Dan komt er duwend door de menigte een jongeman ten tonele.Gepakt in een groot ,groen regenjack….Een onbekende voor mijn nieuwe vrienden,maar overbekend voor mij!  Het is mijn zoon.Hij wenkt mij vermanend met zijn wijsvinger.Hij zegt;’’ik kom je halen,mam!Dit vindt jij veel te  leuk !’’Verbijsterd,maar toch ook een beetje ontroerd reageer ik;’’maar hoe weet je …en hoe weet je dat?’’’’Ik heb met pap gebeld.Dacht je heus dat ik jou hier zou’’…’’Jongen ,je woont in Breda en nu ben je hier,je mag niet eens de weg op.Jij,met je Suzukietje.Ben je nu helemaal? Nee,jij mam.Kom  maar mee,dan praten we verder onderweg…’’Maar hoe ben jij gereden?  Over Arnhem .En zo gaan we ook weer terug’’.
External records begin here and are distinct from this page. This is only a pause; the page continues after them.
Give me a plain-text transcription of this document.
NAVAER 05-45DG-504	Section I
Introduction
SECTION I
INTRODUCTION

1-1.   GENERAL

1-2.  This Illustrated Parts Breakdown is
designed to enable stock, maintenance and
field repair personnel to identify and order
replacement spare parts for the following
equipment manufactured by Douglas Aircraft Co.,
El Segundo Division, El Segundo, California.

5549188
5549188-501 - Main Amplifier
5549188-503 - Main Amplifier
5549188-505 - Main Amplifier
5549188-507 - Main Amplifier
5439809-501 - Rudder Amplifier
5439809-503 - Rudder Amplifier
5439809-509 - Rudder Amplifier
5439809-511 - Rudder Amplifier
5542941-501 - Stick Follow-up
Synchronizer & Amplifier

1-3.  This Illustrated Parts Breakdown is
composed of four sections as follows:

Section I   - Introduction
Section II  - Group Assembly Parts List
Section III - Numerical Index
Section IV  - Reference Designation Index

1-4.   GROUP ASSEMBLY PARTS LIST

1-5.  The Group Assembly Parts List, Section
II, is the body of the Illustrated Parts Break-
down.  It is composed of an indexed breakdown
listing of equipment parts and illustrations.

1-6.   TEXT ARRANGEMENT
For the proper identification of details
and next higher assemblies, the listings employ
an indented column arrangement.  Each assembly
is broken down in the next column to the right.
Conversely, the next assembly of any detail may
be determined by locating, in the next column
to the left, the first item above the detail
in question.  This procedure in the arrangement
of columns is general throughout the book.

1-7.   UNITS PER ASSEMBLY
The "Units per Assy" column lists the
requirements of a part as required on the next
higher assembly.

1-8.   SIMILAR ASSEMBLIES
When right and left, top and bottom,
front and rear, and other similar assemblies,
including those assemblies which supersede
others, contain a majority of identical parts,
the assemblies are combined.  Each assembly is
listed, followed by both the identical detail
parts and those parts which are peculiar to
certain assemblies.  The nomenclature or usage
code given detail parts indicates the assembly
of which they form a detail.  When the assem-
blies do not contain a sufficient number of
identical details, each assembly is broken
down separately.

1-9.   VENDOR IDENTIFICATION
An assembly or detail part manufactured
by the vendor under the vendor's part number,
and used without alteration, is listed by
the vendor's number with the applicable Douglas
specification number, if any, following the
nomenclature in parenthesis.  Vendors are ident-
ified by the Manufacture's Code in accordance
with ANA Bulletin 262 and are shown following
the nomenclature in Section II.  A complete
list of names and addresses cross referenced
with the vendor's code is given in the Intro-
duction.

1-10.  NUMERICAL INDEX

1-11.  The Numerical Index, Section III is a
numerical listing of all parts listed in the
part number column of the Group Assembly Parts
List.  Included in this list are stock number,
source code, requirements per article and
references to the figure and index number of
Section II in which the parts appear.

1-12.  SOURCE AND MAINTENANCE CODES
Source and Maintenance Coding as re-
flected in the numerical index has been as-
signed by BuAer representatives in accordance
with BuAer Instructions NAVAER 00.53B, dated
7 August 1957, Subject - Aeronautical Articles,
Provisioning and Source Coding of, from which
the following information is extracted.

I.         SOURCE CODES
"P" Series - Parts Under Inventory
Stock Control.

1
Ik kan niet anders,ik ga ,ik moet mee!Maar met spijt in m n hart.Ik voel me als een verrader van onze groep.Ook zij vinden het jammer,maar begrijpen dat ik niet anders kan.Als een h.Elizabeth deel ik mijn picnicpak aan omstanders uit,die het dankbaar aanvaarden.Dat geeft me tenminste nog een kick.Met een gebogen hoofd ga ik mee.Aan mijn hand  klem ik de inmiddels trouwjurk met verhaal.

Ik ben nu zelf een beetje jaloers. Betreur aan wat   ik aan plotselinge ontstane vriendschap achterlaat.Ze zwaaien me na.

Een barre tocht is het.Via een grote omweg komen we een poos later thuis.mijn echtgenoot verwelkomt ons  en ik word als een verloren drenkeling opgevangen…Haard aan,lekker glaasje wijn.Hartelijk,hartelijk,dat wel.Maar toch…Het was zo onverwacht,zo leuk daarginder..In nood ontstaan de meest spontane vriendschappen .

Ik wacht op een volgende keer!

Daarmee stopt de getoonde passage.